短編

イケメン版「人魚姫」

*5*



ミニョが、悲嘆に暮れていました。


"海に帰ろう…でも、どうすれば、帰れるのだろう…"


ミニョは、ズキズキ痛む足を引きずりながら、城を出ていきます。


長い時間を掛け、海辺まで、やっと、たどり着きます。


砂浜に、腰を下ろし、ぼんやりと、広い海とユラユラと海に映る月を見つめていると、そこへ、ミニョの姉のワンがやって来ます。


「かわいそうな、ミニョ。失恋をしてしまったのね…」


ミニョが、大粒の涙をこぼしながら、頷きます。


「元の姿に、戻りたい…?」

コクンと頷く、ミニョ。


「わかったわ…。ファラン様から伝言があるの…。貴女が人魚に戻る方法を聞いたの…。まず、貴女の髪を、引き換えに…」


ワンがミニョに、短剣を差し出します。
ミニョが、短剣を手に取り、自分の髪を切りはじめます。
ミニョの胸の下まであった長い髪は、ショートカットへと変わっていました。


「その短剣で、王子を刺すのよ…。王子の流した血によって貴女は人魚に戻れるわ…」


ワンが、ミニョを残し、海へと消えていきます。


"この短剣で、テギョン王子を刺さないと私は、人魚になれない…"

短剣を、悲しそうに見つめるミニョ…。


そして、夜が明けていきます。


城では、今日、テギョン王子とユ・ヘイの結婚式が開かれます。


ミニョは、ふたりの結婚式を遠くで見ているしか出来ません。

幸せそうなテギョン王子の顔…ふたりの幸せそうな誓いのキスを、ミニョは、今にも泣きそうな顔で見ていました。

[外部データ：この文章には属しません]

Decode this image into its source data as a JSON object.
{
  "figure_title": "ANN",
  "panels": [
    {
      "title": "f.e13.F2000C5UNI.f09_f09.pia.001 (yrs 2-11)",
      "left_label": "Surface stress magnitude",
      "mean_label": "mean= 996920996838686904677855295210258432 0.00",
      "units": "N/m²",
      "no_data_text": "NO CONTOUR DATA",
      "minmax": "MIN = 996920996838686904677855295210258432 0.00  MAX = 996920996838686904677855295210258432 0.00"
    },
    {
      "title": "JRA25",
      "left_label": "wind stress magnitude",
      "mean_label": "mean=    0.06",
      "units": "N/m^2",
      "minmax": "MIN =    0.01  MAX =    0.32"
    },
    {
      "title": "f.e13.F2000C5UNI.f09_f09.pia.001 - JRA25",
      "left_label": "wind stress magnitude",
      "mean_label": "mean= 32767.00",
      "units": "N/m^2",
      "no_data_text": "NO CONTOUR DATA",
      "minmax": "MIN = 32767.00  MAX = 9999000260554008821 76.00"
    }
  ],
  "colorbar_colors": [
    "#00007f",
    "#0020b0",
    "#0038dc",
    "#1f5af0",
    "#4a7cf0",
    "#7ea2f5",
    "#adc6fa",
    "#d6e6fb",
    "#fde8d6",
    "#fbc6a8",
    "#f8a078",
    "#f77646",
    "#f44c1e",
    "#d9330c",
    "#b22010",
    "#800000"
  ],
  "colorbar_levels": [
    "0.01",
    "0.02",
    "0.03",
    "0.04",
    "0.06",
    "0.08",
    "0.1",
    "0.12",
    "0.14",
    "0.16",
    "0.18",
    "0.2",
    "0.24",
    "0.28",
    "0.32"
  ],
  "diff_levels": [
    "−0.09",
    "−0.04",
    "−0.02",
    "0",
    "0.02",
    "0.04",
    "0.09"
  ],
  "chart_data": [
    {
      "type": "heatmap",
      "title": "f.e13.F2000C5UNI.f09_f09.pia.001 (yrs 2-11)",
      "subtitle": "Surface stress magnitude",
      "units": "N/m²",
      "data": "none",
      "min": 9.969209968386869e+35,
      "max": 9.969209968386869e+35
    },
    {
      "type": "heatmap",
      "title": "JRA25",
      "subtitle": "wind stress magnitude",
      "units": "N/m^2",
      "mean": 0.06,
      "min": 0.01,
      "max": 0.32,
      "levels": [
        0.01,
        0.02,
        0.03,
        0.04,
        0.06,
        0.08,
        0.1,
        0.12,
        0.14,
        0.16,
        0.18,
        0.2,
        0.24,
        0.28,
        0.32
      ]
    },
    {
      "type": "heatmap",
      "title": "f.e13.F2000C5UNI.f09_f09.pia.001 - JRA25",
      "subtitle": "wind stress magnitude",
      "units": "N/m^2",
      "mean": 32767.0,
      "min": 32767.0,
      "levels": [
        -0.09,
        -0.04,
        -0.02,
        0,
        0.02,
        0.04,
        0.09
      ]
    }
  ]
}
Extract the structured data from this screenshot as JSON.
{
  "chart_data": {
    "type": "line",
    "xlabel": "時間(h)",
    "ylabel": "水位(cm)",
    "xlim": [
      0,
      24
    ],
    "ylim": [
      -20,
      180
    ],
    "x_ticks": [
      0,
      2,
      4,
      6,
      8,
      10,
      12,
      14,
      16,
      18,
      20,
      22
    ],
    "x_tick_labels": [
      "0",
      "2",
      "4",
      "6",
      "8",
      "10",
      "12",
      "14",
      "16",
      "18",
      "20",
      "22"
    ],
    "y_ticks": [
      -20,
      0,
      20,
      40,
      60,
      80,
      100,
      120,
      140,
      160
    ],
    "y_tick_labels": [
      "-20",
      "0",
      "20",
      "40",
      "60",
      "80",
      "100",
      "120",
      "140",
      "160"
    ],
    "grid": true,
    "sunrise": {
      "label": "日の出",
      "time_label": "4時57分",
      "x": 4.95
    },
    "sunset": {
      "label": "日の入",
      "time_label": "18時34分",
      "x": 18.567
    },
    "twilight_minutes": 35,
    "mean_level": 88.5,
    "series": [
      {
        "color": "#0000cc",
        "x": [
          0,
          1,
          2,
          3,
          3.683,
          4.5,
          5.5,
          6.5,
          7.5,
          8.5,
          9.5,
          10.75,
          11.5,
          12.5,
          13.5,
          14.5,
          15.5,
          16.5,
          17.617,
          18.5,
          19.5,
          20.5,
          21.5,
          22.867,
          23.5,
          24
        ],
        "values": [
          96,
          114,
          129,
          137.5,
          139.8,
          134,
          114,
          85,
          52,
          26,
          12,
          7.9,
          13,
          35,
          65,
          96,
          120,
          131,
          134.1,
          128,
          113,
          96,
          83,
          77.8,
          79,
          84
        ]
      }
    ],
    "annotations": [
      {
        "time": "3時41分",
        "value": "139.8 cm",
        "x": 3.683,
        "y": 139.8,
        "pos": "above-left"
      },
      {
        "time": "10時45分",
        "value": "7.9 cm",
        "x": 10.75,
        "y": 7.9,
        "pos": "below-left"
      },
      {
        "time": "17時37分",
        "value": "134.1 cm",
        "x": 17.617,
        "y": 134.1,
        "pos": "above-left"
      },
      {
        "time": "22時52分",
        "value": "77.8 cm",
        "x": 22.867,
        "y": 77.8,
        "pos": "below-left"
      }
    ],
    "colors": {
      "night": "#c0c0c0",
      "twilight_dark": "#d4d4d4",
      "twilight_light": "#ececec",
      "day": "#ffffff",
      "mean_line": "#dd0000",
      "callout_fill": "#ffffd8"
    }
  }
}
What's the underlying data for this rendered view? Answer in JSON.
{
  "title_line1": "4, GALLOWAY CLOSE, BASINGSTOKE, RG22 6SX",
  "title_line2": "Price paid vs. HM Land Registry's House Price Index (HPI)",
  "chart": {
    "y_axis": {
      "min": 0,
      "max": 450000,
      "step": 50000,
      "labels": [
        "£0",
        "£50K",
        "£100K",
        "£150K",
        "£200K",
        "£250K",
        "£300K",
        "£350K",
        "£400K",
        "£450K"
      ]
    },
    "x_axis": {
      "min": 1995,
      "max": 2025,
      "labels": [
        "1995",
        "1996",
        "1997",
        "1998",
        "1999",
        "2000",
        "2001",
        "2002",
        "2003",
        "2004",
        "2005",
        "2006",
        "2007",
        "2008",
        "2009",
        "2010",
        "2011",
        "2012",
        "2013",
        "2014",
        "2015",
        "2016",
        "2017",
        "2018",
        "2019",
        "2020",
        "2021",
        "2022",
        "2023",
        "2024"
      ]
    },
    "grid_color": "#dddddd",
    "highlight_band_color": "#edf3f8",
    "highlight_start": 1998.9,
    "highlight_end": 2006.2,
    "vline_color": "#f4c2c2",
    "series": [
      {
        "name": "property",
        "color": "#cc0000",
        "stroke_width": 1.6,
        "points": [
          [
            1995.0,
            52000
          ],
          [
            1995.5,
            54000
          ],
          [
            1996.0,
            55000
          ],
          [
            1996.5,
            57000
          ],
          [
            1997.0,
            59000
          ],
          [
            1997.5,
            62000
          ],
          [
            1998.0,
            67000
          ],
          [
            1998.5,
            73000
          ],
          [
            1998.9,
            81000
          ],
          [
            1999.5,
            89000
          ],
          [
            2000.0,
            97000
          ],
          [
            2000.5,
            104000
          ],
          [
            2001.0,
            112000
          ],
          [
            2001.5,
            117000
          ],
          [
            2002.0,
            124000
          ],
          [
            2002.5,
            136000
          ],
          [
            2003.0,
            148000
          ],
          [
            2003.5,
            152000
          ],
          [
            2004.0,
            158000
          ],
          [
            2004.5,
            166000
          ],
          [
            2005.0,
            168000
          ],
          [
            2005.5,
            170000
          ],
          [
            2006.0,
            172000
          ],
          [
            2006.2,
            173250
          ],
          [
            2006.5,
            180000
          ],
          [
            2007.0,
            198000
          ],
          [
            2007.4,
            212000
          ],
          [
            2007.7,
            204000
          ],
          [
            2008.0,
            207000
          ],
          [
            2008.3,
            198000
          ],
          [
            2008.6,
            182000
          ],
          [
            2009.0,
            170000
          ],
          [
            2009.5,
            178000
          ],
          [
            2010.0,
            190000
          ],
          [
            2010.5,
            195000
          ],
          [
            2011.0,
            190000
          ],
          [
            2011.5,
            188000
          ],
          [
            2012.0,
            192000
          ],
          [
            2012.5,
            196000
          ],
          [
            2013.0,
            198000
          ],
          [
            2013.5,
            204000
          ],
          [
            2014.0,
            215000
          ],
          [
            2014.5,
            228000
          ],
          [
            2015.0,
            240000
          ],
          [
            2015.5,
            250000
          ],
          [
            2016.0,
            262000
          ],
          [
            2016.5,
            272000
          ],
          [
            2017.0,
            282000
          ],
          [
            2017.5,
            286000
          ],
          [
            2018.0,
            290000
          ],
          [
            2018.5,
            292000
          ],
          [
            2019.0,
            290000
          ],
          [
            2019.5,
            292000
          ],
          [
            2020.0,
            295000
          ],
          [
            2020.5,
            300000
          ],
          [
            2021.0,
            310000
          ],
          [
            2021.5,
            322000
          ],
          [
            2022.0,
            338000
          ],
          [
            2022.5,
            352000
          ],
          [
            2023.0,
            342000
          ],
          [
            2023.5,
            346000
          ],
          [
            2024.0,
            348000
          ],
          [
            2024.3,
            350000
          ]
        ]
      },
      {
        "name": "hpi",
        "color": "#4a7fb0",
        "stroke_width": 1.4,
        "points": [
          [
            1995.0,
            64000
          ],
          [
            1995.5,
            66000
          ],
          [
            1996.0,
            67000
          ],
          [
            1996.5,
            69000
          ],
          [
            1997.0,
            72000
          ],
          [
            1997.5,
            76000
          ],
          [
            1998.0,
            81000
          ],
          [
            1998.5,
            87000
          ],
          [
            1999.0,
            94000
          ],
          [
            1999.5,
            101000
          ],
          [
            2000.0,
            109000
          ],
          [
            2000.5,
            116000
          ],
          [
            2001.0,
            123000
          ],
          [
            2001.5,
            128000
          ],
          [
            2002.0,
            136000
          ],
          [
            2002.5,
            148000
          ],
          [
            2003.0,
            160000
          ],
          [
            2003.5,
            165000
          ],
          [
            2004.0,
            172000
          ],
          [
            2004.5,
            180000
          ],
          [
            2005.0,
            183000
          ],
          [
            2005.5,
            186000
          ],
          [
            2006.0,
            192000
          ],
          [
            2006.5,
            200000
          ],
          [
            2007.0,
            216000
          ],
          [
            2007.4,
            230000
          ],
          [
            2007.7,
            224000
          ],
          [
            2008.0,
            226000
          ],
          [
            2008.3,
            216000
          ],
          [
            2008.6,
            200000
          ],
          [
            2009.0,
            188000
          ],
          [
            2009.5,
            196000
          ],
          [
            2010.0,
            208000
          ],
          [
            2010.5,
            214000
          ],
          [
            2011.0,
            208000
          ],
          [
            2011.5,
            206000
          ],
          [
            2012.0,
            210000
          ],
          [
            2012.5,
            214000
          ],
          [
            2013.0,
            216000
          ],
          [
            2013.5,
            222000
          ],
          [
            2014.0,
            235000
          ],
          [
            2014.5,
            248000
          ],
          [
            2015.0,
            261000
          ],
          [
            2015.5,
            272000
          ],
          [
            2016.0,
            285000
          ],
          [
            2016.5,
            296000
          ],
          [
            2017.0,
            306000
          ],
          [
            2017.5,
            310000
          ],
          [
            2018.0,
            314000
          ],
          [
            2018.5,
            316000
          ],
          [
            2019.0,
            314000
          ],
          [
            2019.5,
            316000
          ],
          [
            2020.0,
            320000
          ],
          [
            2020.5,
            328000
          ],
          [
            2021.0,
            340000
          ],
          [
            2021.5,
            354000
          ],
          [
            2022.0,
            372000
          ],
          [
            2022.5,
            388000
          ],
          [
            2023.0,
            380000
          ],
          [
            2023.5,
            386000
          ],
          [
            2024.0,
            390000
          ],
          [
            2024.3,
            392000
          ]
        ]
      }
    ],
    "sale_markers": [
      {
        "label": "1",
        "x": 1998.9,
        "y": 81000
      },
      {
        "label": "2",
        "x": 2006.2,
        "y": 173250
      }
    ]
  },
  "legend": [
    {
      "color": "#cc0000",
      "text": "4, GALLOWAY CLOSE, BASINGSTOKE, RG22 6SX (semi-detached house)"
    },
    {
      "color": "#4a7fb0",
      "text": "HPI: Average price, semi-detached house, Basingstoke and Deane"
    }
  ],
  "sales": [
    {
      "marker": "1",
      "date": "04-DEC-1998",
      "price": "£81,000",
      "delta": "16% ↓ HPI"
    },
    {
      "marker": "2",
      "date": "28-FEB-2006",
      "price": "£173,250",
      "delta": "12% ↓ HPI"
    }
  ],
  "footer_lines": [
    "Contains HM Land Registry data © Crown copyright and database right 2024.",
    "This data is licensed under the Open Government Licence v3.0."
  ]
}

"私には、愛するテギョン王子を殺めるなんて…出来ないわ…さようなら、テギョン王子…どうか、お幸せに…"


ミニョは、その場から、ひっそりと姿を消しました。


海に映る、満月がユラユラと波によって揺れる夜。


ミニョは、暗い海に身を投げました。

ミニョの身体は、海底へと沈んでいき、その姿を、泡へと姿を変え、やがて、"空気の精"となり、天国へと昇っていきました。


★おしまい★




★☆★☆

書き終わりました。

原作どおりに、そのままのラストです。

ハッピーなラストを期待した皆さま、ごめんなさい。

ミニョが可哀想すぎて、報われない恋が、ホントに、切なくて…(泣)


書いている方も、ホントにツラかったです…。